Ну, а если серьёзно говорить – я и с Шуркой согласен, и с кандеем, и с «юношей», который в совхоз наметился гусей разводить, – конечно, не дело это – по морям шастать. Они меня тоже спрашивают:
– А ты, вожаковый, куда подашься?
– Не знаю, ещё не решил. Пока в Орёл съезжу, к мамане. А там присмотрюсь. Я всё же на фрезеровщика когда-то учился.
Шурка обрадовался:
– Точно, земеля! На пару в Орёл рванём, наши же места. На одном заводе объякоримся и повело – вкалывать! Салаги, салаги пускай попрыгают!
Ну вот, мы каждый себе союзника нашли и радуемся. И мне как-то и вспомнить лень, что вчера только был у «маркони» и видел все их радиограммы – Шуркину, кандееву, «юношину». Пишут в управление флота, просят продлить им соглашение ещё на год. А я зачем к «маркони» ходил? С такой же самой радиограммой. Потому что ещё за день до этого вызывал нас по одному Жора-штурман, который списки составляет на новый рейс. Меня тоже вызвал, спросил, глядя в сторону:
– Команду набирают на новый траулер, типа «океан». В Баренцево под треску. На двадцать дней. Ты как, пойдёшь?
– Жора, – я напомнил, – мне же под суд идти.

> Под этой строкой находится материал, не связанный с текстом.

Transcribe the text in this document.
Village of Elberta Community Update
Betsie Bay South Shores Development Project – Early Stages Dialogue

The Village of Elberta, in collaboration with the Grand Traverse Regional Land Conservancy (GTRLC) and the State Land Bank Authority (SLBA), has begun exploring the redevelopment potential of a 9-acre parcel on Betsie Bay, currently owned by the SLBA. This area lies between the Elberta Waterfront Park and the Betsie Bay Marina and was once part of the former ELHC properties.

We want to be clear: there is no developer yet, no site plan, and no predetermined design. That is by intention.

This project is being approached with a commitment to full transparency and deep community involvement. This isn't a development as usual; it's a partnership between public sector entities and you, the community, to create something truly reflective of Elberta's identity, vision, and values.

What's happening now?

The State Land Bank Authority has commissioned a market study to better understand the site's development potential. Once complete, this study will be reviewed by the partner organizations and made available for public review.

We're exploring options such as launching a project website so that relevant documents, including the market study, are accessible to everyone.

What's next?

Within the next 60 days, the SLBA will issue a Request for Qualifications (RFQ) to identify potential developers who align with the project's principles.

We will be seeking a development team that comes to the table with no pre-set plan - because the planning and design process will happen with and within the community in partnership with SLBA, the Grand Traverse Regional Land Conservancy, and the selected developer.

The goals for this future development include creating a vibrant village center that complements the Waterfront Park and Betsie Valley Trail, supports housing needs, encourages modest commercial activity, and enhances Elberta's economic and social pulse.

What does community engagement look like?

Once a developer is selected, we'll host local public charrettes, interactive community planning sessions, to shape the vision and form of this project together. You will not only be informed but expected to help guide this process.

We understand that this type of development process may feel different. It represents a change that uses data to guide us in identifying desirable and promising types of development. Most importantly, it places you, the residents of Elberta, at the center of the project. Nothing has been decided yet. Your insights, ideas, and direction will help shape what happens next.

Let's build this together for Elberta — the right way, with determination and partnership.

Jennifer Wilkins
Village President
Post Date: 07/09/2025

– Ты озверел? Спишут нам эти сети. Это ты до сих пор не жил, страхом мучился? Спросил бы… Только статью подберут, по какой списать. В счёт международной солидарности, что ли. Советская власть – она ж добрая, чего хочешь спишет.
– Граков постарался?
– Ну, и он тоже…
– Спасибо ему. Хороший человек.
– Ты тоже ничего, – говорит Жора. – И как ты только на свободе ходишь? Ты же первый кандидат в тюрягу. Она же по тебе горькими слезами плачет! Ты хоть контролируй свои поступки.
– Стараюсь.
– Ни хрена ты не стараешься!
Я не в обиде на Жору, что он мне тогда посоветовал вожак порубить. Да он и не советовал, если помните. А намек ещё нужно до дела довести. И его тоже понять можно, Жору: кепа бы за эти сети и разжаловали, и судили, а меня бы только судили, разжаловать же меня некуда. К тому же вон как всё обошлось.
Я спросил у Жоры:
– А ты пойдёшь?
– Да не решил ещё. Отдохнуть хочется, после всех волнений.
Но себя он в список вторым поставил. А первым – «маркони». Потому что «маркони» всё равно себя первым поставит, когда список будет передавать на порт.
Сам же «маркони» мне так сказал:
– Я тут учебник подзубриваю, на шофёра. Вообще-то, невелика премудрость. Ну, правила тяжело запомнить, черт ногу сломит. Но у меня же в ГАИ кореш, выставлю ему банку, сделает мне правишки. Как думаешь?
А я думаю: кто же мы такие? Дети… Больше никто.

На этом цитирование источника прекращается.